Not long ago I attended a political meeting in San Francisco sponsored by the Frederick Douglass Society in support of Sen. Rand Paul. His remarks were very well received by the conservative audience: Hispanics, Blacks, Asians, Whites. We were unified, focused on what is best for the country, not split by the victim/grievance agenda.
One extended conversation I had was especially meaningful. At the time I did not realize I was talking to Pastor Walter Hoye. He is unassuming, delivering his carefully selected words quietly. He has done jail time for offering help to pregnant women entering an abortion clinic.
He walks in the tradition of Christ, Dr. Martin Luther King, Jr., and Frederick Douglass, offering true hope, love, and peace.
Pastor Hoye has for many years fought for righteousness in the public square, calling all of us to heed God’s commandments. He is a tireless prolife leader, President of Issues4life Foundation and the California Civil Rights Foundation. He is especially burdened about the destructive force of abortion, the breakdown of the family, fatherless children, and the redefinition of marriage.
He does not promote strife and rancor, so he won’t likely be seen on the national news. He does not demand a hearing or threaten demonstrations or strikes. Rather, he speaks the truth, in love. When I asked him about anger in the Black community, he was forthright, and pointed in his explanation.

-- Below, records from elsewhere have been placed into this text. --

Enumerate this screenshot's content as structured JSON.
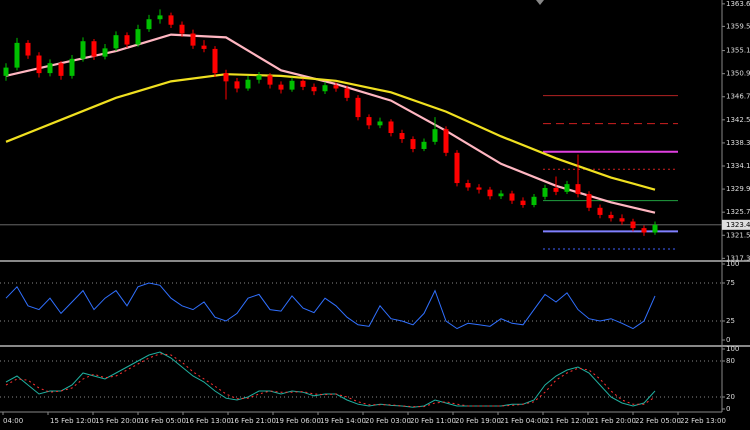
{
  "chart_data": [
    {
      "type": "candlestick",
      "ylim": [
        1317.0,
        1364.3
      ],
      "yticks": [
        1363.6,
        1359.5,
        1355.1,
        1350.9,
        1346.7,
        1342.5,
        1338.3,
        1334.1,
        1329.9,
        1325.7,
        1321.5,
        1317.3
      ],
      "up_color": "#00c000",
      "down_color": "#ff0000",
      "candles": [
        [
          1350.5,
          1352.8,
          1349.6,
          1352.0
        ],
        [
          1352.0,
          1357.4,
          1351.5,
          1356.5
        ],
        [
          1356.5,
          1357.0,
          1353.6,
          1354.2
        ],
        [
          1354.2,
          1354.8,
          1350.2,
          1351.0
        ],
        [
          1351.0,
          1353.5,
          1350.4,
          1352.8
        ],
        [
          1352.8,
          1353.2,
          1349.8,
          1350.5
        ],
        [
          1350.5,
          1354.3,
          1350.0,
          1353.6
        ],
        [
          1353.6,
          1357.5,
          1353.1,
          1356.8
        ],
        [
          1356.8,
          1357.2,
          1353.4,
          1354.0
        ],
        [
          1354.0,
          1356.3,
          1353.5,
          1355.5
        ],
        [
          1355.5,
          1358.6,
          1355.0,
          1357.9
        ],
        [
          1357.9,
          1358.4,
          1355.6,
          1356.2
        ],
        [
          1356.2,
          1359.8,
          1355.8,
          1359.0
        ],
        [
          1359.0,
          1361.6,
          1358.5,
          1360.8
        ],
        [
          1360.8,
          1362.6,
          1360.0,
          1361.5
        ],
        [
          1361.5,
          1362.0,
          1359.2,
          1359.8
        ],
        [
          1359.8,
          1360.4,
          1357.6,
          1358.2
        ],
        [
          1358.2,
          1358.9,
          1355.4,
          1356.0
        ],
        [
          1356.0,
          1357.0,
          1354.8,
          1355.4
        ],
        [
          1355.4,
          1355.9,
          1350.3,
          1351.0
        ],
        [
          1351.0,
          1351.6,
          1346.2,
          1349.5
        ],
        [
          1349.5,
          1350.1,
          1347.5,
          1348.2
        ],
        [
          1348.2,
          1350.5,
          1347.8,
          1349.8
        ],
        [
          1349.8,
          1351.2,
          1349.1,
          1350.6
        ],
        [
          1350.6,
          1351.0,
          1348.2,
          1348.9
        ],
        [
          1348.9,
          1349.5,
          1347.3,
          1348.0
        ],
        [
          1348.0,
          1350.2,
          1347.6,
          1349.6
        ],
        [
          1349.6,
          1350.0,
          1347.9,
          1348.5
        ],
        [
          1348.5,
          1349.1,
          1347.0,
          1347.7
        ],
        [
          1347.7,
          1349.4,
          1347.2,
          1348.8
        ],
        [
          1348.8,
          1349.3,
          1347.6,
          1348.2
        ],
        [
          1348.2,
          1348.7,
          1345.9,
          1346.5
        ],
        [
          1346.5,
          1347.0,
          1342.4,
          1343.0
        ],
        [
          1343.0,
          1343.5,
          1340.8,
          1341.5
        ],
        [
          1341.5,
          1342.9,
          1341.0,
          1342.2
        ],
        [
          1342.2,
          1342.6,
          1339.5,
          1340.1
        ],
        [
          1340.1,
          1340.7,
          1338.3,
          1339.0
        ],
        [
          1339.0,
          1339.5,
          1336.6,
          1337.2
        ],
        [
          1337.2,
          1339.1,
          1336.8,
          1338.5
        ],
        [
          1338.5,
          1343.0,
          1338.0,
          1340.8
        ],
        [
          1340.8,
          1341.3,
          1335.9,
          1336.5
        ],
        [
          1336.5,
          1337.0,
          1330.4,
          1331.0
        ],
        [
          1331.0,
          1331.6,
          1329.6,
          1330.2
        ],
        [
          1330.2,
          1330.8,
          1329.1,
          1329.8
        ],
        [
          1329.8,
          1330.3,
          1328.0,
          1328.6
        ],
        [
          1328.6,
          1329.7,
          1328.1,
          1329.1
        ],
        [
          1329.1,
          1329.6,
          1327.2,
          1327.8
        ],
        [
          1327.8,
          1328.4,
          1326.5,
          1327.0
        ],
        [
          1327.0,
          1329.0,
          1326.6,
          1328.5
        ],
        [
          1328.5,
          1330.7,
          1328.0,
          1330.1
        ],
        [
          1330.1,
          1332.2,
          1328.8,
          1329.4
        ],
        [
          1329.4,
          1331.4,
          1329.0,
          1330.8
        ],
        [
          1330.8,
          1336.2,
          1328.4,
          1329.0
        ],
        [
          1329.0,
          1329.5,
          1325.9,
          1326.5
        ],
        [
          1326.5,
          1327.1,
          1324.6,
          1325.2
        ],
        [
          1325.2,
          1325.8,
          1324.0,
          1324.6
        ],
        [
          1324.6,
          1325.3,
          1323.4,
          1324.0
        ],
        [
          1324.0,
          1324.5,
          1322.2,
          1322.8
        ],
        [
          1322.8,
          1323.3,
          1321.4,
          1322.0
        ],
        [
          1322.0,
          1324.0,
          1321.6,
          1323.4
        ]
      ],
      "series": [
        {
          "color": "#ffb6c1",
          "x": [
            0,
            5,
            10,
            15,
            20,
            25,
            30,
            35,
            40,
            45,
            50,
            55,
            59
          ],
          "values": [
            1350.5,
            1352.8,
            1355.0,
            1358.0,
            1357.5,
            1351.5,
            1349.0,
            1346.0,
            1340.5,
            1334.5,
            1330.5,
            1327.5,
            1325.6
          ]
        },
        {
          "color": "#f0e020",
          "x": [
            0,
            5,
            10,
            15,
            20,
            25,
            30,
            35,
            40,
            45,
            50,
            55,
            59
          ],
          "values": [
            1338.5,
            1342.5,
            1346.5,
            1349.5,
            1350.8,
            1350.5,
            1349.6,
            1347.5,
            1344.0,
            1339.5,
            1335.5,
            1332.0,
            1329.8
          ]
        }
      ],
      "levels": [
        {
          "value": 1346.9,
          "color": "#b22222",
          "style": "solid"
        },
        {
          "value": 1341.8,
          "color": "#d02020",
          "style": "dashed"
        },
        {
          "value": 1336.7,
          "color": "#e040e0",
          "style": "thick"
        },
        {
          "value": 1333.5,
          "color": "#d02020",
          "style": "dotted"
        },
        {
          "value": 1327.8,
          "color": "#20a040",
          "style": "solid"
        },
        {
          "value": 1322.2,
          "color": "#8080ff",
          "style": "thick"
        },
        {
          "value": 1319.0,
          "color": "#4060ff",
          "style": "dotted"
        }
      ],
      "last_price": 1323.4
    },
    {
      "type": "line",
      "ylim": [
        0,
        100
      ],
      "yticks": [
        100,
        75,
        25,
        0
      ],
      "dotted_levels": [
        75,
        25
      ],
      "series": [
        {
          "color": "#3070ff",
          "style": "solid",
          "values": [
            55,
            70,
            45,
            40,
            55,
            35,
            50,
            65,
            40,
            55,
            65,
            45,
            70,
            75,
            72,
            55,
            45,
            40,
            50,
            30,
            25,
            35,
            55,
            60,
            40,
            38,
            58,
            42,
            36,
            55,
            45,
            30,
            20,
            18,
            45,
            28,
            25,
            20,
            35,
            65,
            25,
            15,
            22,
            20,
            18,
            28,
            22,
            20,
            40,
            60,
            50,
            62,
            40,
            28,
            25,
            28,
            22,
            15,
            25,
            58
          ]
        }
      ]
    },
    {
      "type": "line",
      "ylim": [
        0,
        100
      ],
      "yticks": [
        100,
        80,
        20,
        0
      ],
      "dotted_levels": [
        80,
        20
      ],
      "series": [
        {
          "color": "#20b0a0",
          "style": "solid",
          "values": [
            45,
            55,
            40,
            25,
            30,
            30,
            40,
            60,
            55,
            50,
            60,
            70,
            80,
            90,
            95,
            85,
            70,
            55,
            45,
            30,
            18,
            15,
            20,
            30,
            30,
            25,
            30,
            28,
            22,
            25,
            25,
            15,
            8,
            5,
            8,
            6,
            5,
            3,
            5,
            15,
            10,
            5,
            5,
            5,
            5,
            5,
            8,
            8,
            15,
            40,
            55,
            65,
            70,
            60,
            40,
            20,
            10,
            5,
            10,
            30
          ]
        },
        {
          "color": "#ff3030",
          "style": "dotted",
          "values": [
            40,
            50,
            48,
            35,
            28,
            30,
            35,
            50,
            58,
            52,
            55,
            65,
            75,
            85,
            92,
            90,
            78,
            62,
            50,
            38,
            25,
            17,
            18,
            25,
            30,
            28,
            28,
            29,
            25,
            24,
            25,
            20,
            12,
            7,
            7,
            7,
            5,
            4,
            4,
            10,
            12,
            8,
            5,
            5,
            5,
            5,
            6,
            8,
            12,
            28,
            48,
            60,
            68,
            65,
            50,
            30,
            15,
            8,
            8,
            20
          ]
        }
      ]
    }
  ],
  "x_labels": [
    "04:00",
    "15 Feb 12:00",
    "15 Feb 20:00",
    "16 Feb 05:00",
    "16 Feb 13:00",
    "16 Feb 21:00",
    "19 Feb 06:00",
    "19 Feb 14:00",
    "20 Feb 03:00",
    "20 Feb 11:00",
    "20 Feb 19:00",
    "21 Feb 04:00",
    "21 Feb 12:00",
    "21 Feb 20:00",
    "22 Feb 05:00",
    "22 Feb 13:00"
  ]
}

He invited me to imagine how I would feel if someone abused my wife. He encouraged me to visualize the experience of sitting at the dinner table as a child listening to the adults express their anger and hatred over the treatment they’d received. He suggested I consider my rage if I was prevented from working to support my family based only on the color of my skin. He challenged me to explore how I’d react if my children were taken as toddlers and sold to a slave master far away. He described the rage and humiliation, insult and abuse suffered by so many for so long, and he did so without passing all that along, as so many do, making it a profession. Instead, he was only speaking from his experience, his heart and his mind, teaching, promoting understanding.
Those of us in the White community have grown weary of accusations of racism, and many of us have been falsely accused for many years, but our experience does not compare to the Black experience, our suffering a mere inconvenience compared to theirs. Yes, we fought a great Civil War to atone, and yes, we’ve struggled for 148 years since to promote liberty and justice, for all. But it would be a terrible mistake at this moment in history to turn our backs on all the good that has come, focusing only on the bad.
Pastor Hoye’s solution, the one true and right solution, is to break the cycle of fear and hatred by promoting the one true love agenda coming from the Father of Lights, for only the King of Kings can heal such deep wounds.
I walked away thanking Pastor Hoye, knowing I’d had the privilege of spending a few moments with a great man, great because of the greatness of the One he serves, and great because of his commitment to share God’s love as a righteous activist, even unto death.